ISN'T it wonderful how generous people can be – even in difficult times?

As President of the League of Friends of Musgrove Park Hospital, I was out with a group of fellow volunteers shaking buckets at a recent meeting of Taunton Races. 

And we raised close to £1,000.

Thank you to everyone who chipped in, not least the on-course bookies who were fantastically generous (they must have had a good day!).

But as someone connected with at least four charities locally, I know it’s getting tougher by the day to raise funds. In some cases it’s a real battle to survive.

Cuts in funding by local councils and government agencies have left charities who deliver public services having to cut back on staffing and the vital services they provide.

Turning to charity donations often can’t plug the gap.

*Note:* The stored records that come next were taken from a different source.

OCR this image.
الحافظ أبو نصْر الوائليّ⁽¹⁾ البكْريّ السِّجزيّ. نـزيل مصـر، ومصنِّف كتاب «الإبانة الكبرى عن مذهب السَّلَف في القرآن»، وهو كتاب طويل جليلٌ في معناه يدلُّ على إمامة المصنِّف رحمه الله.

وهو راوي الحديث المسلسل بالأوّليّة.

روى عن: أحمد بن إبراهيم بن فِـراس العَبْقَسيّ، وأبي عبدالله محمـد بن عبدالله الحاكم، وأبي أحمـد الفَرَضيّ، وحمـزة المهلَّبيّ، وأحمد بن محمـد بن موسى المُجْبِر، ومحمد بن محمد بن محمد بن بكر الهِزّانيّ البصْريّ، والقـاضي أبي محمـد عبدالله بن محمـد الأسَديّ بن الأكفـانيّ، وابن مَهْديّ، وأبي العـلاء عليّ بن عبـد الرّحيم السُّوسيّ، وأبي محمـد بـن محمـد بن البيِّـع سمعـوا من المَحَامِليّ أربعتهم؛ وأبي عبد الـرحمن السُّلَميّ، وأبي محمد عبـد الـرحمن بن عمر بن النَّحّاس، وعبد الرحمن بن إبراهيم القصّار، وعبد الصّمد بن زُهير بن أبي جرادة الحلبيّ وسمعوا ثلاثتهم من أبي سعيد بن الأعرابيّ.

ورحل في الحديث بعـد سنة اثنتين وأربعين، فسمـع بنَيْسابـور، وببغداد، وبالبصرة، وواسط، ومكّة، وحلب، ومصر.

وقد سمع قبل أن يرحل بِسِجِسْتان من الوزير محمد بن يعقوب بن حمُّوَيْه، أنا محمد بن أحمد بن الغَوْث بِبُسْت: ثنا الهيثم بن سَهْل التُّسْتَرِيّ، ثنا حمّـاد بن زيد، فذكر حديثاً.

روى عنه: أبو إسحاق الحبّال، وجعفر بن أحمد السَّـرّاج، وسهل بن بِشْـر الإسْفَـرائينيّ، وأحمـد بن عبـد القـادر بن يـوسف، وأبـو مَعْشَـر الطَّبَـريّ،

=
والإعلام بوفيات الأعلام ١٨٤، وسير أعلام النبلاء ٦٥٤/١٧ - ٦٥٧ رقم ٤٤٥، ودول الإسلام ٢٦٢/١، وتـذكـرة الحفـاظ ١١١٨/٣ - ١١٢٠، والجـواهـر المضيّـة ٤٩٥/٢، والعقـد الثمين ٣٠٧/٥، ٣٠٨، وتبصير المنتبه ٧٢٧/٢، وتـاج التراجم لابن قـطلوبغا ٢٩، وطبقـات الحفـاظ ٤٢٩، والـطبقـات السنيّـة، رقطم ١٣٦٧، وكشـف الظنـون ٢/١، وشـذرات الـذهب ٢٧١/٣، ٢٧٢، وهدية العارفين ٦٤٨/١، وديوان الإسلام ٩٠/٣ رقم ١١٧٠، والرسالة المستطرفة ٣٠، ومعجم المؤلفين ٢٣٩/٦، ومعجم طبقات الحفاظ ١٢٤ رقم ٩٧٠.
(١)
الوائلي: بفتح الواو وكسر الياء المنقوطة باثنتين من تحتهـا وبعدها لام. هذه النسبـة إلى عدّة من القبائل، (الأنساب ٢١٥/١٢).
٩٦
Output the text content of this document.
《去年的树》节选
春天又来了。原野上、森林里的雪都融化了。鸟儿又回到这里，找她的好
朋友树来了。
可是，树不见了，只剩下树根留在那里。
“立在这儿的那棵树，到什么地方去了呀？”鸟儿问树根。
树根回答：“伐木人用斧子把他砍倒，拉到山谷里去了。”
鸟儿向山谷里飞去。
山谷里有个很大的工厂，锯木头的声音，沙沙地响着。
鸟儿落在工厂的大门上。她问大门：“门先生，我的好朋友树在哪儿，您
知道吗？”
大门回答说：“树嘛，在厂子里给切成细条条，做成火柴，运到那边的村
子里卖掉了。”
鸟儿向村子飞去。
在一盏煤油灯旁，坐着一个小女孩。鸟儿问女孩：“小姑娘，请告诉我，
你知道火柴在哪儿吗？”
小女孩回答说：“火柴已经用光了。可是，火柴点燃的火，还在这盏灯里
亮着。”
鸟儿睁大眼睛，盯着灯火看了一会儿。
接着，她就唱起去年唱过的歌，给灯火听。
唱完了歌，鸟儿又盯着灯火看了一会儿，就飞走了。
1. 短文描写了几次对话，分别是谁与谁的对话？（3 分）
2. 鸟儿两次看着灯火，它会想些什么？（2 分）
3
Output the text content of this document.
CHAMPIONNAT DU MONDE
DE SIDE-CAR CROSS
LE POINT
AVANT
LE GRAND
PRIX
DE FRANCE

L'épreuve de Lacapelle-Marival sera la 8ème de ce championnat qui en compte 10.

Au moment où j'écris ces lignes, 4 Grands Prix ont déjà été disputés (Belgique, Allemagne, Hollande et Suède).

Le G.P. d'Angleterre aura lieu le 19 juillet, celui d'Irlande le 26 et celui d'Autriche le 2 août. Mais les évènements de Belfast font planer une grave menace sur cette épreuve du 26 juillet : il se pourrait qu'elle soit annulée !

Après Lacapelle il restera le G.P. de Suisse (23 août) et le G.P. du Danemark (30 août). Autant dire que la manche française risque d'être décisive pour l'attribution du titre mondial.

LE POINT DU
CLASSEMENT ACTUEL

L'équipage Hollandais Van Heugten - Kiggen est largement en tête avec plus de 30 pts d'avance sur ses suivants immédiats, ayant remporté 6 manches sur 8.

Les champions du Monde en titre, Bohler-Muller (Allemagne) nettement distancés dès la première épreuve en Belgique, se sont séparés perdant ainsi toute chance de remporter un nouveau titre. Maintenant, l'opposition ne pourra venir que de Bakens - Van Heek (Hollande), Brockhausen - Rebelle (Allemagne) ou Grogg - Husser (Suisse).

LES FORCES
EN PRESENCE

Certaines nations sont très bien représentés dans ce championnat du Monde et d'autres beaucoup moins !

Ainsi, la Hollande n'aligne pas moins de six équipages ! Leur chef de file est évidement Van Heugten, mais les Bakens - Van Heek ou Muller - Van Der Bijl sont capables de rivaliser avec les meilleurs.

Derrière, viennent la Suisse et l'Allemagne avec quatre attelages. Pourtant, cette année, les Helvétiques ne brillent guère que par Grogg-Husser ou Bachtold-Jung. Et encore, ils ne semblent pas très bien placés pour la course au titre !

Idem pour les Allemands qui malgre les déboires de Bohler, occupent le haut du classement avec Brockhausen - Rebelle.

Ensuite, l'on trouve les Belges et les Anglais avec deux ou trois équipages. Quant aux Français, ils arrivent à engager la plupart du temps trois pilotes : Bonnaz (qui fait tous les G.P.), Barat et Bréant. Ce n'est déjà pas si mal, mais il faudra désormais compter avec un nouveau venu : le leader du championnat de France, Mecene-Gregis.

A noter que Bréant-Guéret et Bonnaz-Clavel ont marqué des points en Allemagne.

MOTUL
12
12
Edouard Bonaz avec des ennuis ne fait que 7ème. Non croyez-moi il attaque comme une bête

Times are tough – and the reality is people are giving less.

Yet these “third sector organisations” as they are sometimes called are crucial.

The Chairman of the Somerset NHS Foundation Trust recently said that without charities like the League of Friends, Red Cross, cancer charities and others, the NHS would struggle to provide the care it does.

And Somerset Council has relied heavily on charities in the past, for instance to provide services for people living with dementia. Yet funding is now being cut.

St Margaret’s Hospice in Taunton gets less than a quarter of its income from the NHS. The air ambulance is almost entirely funded by charity donations.

Can this be right? Should such charities have to rely on legacies and fundraising to exist?  And with fundraising getting harder, what does the future look like?

Somehow I can’t see the councils or the government stepping in with more cash. So it’s going to fall to us and to the wonderful charities that are out there trying to make life better for all of us.

So give what you can when you can. It’s never been more important.